En México, tal vez desde que Moctezuma aceptó la derrota de su imperio ante los españoles, se considera un sacrilegio hablar bien de un presidente.

Lo valiente, lo plausible en nuestra cultura mediática, es el linchamiento o la crítica sin concesiones. Sin embargo, a un gobernante también se le puede medir al compararlo con sus pares y, en este caso, podemos decir que Enrique Peña Nieto y Donald Trump solo se parecen en que son mandatarios de dos países vecinos, que comparten 3,185 kilómetros de frontera.

Fuera de eso, son dos fisonomías, personalidades, pero, sobre todo, dos visiones, estilos y sensibilidades diferentes; por no decir opuestas y divorciadas.

Los hechos se encargan, por sí solos, de evidenciar los abismos.

Comencemos por lo inmediato. Prácticamente toda la prensa norteamericana criticó con severidad la forma como Trump acudió a la zona de desastre en Texas, causada por el huracán Harvey.

Llegó y se fue, sin visitar a los damnificados, sin dedicar una sola palabra a los muertos; sin mojarse los zapatos, evitando —¡claro, por seguridad!— navegar por las calles convertidas en ríos y sin comprobar cómo el agua ha destruido miles de hogares norteamericanos.

Apenas una breve conferencia de prensa en la que dijo dos o tres tonterías sobre el valor mostrado por los rescatistas, ante un gobernador que no sabía si reír, llorar o qué cara poner ante el espectáculo político más ofensivo de todos los tiempos.

En México, los medios también han sido severos con las giras realizadas por el mandatario mexicano a zonas de desastre. Pero nunca hemos sido testigos de que Peña se haya comportado con la estulticia, desinterés y falta de humanidad con la que se condujo Trump ante una catástrofe que ya marcó, de por vida, a los habitantes de uno de los estados más grandes de la Unión Americana.

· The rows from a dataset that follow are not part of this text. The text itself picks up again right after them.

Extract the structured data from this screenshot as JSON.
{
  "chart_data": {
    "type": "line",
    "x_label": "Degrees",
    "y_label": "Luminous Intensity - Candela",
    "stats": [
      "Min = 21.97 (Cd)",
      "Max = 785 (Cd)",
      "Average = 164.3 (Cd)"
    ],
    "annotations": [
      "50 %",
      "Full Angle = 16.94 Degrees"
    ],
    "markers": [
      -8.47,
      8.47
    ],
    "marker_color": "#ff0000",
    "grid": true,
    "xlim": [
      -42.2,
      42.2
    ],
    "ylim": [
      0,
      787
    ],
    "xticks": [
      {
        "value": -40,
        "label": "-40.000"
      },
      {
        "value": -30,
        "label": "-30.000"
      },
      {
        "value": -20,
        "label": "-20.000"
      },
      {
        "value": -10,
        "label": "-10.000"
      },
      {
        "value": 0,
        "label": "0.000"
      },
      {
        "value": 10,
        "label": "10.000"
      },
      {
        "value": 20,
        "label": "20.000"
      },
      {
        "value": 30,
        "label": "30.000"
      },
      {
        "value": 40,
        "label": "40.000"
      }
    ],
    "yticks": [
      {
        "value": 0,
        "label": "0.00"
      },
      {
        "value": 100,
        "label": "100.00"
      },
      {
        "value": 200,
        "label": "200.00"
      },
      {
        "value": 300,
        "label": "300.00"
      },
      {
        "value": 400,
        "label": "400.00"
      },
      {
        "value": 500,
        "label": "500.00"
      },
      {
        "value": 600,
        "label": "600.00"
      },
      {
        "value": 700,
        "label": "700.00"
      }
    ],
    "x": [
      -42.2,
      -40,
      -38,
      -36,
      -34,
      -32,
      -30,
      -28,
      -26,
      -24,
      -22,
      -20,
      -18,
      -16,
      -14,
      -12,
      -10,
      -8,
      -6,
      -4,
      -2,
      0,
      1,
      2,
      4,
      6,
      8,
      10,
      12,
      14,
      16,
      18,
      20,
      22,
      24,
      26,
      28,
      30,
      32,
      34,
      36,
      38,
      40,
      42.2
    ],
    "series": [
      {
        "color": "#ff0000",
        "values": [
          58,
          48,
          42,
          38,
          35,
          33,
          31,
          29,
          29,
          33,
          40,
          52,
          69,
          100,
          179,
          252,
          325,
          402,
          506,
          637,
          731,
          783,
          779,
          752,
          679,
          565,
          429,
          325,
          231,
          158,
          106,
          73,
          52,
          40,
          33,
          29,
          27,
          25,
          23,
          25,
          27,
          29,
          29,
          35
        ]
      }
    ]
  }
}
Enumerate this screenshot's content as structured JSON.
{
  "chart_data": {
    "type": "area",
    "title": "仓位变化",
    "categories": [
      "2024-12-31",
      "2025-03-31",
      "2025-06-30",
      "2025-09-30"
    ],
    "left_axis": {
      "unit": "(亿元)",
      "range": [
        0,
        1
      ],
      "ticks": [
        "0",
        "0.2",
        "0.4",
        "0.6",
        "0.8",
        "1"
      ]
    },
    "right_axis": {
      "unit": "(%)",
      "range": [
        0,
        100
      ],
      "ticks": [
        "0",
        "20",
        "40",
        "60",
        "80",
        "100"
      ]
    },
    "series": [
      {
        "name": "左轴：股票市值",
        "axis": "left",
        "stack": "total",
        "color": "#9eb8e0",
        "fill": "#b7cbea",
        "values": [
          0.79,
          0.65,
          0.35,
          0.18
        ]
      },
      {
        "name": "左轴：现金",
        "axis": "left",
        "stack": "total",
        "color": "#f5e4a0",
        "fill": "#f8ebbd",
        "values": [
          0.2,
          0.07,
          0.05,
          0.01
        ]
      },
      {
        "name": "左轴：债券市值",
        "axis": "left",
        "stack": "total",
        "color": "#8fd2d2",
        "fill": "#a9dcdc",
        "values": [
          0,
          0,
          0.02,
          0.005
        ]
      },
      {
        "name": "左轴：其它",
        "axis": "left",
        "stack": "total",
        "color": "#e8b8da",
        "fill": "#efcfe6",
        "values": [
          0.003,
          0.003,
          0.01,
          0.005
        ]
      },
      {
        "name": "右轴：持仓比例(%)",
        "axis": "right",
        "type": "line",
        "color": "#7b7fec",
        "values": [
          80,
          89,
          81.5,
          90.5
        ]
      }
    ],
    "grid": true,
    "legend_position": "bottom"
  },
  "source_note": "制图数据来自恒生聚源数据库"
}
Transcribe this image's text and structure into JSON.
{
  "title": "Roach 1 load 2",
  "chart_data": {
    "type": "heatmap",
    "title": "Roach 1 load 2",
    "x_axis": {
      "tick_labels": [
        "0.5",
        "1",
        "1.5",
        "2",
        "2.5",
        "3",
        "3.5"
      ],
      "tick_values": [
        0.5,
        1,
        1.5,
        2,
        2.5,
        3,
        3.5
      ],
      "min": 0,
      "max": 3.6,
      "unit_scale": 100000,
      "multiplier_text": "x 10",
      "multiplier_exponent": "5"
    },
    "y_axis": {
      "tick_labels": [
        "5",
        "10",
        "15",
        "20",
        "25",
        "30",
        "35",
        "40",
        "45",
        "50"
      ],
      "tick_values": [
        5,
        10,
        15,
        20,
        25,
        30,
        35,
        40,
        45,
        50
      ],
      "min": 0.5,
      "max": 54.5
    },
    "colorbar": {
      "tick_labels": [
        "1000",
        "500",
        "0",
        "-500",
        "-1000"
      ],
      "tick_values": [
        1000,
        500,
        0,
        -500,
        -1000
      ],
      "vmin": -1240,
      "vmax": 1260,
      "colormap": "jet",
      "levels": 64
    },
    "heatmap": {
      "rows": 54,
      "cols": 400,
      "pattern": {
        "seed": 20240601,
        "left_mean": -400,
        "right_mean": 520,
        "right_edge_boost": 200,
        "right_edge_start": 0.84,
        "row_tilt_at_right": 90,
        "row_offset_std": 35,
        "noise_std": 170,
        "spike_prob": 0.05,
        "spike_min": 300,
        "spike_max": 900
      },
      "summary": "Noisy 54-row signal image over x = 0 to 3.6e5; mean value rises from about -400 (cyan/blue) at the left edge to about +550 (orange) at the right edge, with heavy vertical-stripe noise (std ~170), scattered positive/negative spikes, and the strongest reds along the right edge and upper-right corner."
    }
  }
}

Y luego, está la evidente vocación racista de Donald, confesada y reconocida en dos momentos: al evitar condenar la violencia desatada por neonazis y ku klux klanes en Charlottesville, Virginia, y al no solo perdonar, sino glorificar al exalguacil Joe Arpaio, llevado a juicio por encabezar una campaña de persecución en contra de inmigrantes latinos.

El gobierno encabezado por Peña Nieto ha cometido todos los errores que se quiera, pero ni la discriminación o el racismo han sido política o espíritu de su sexenio. Tampoco se podrá acusar al mexiquense de ser o haber sido intolerante o de promover la división del país por razones ideológicas, religiosas o culturales.

Es cierto que el presidente de la república no ha tenido con la prensa la cercanía, la comprensión que muchos hubiéramos deseado, pero también es verdad que, a diferencia de Trump, no la ha insultado, perseguido o satanizado.

La negociación del TLC y la forma como se ha venido abordando la relación bilateral habla también de dos formas distintas de entender la política exterior. Mientras Peña y su gobierno han puesto la prudencia y respeto por delante; la arrogancia y actitud humillante del presidente norteamericano hacia México no tiene paralelo en la historia reciente.

Pero, hay algo de más fondo en todo esto. Donald Trump encabeza un gobierno absolutamente unipersonal. Habla, actúa y gobierna sin importarle poner en riesgo la integridad de las instituciones, la paz y unidad de su nación. Todos los días coloca a su país a la puerta de una guerra.

Se dice que ninguna comparación es buena, pero en este caso, la excepción, hace ver las diferencias. La ayuda que presta hoy México a los damnificados de Texas habla —pese al muro que se intenta construir— de grandeza.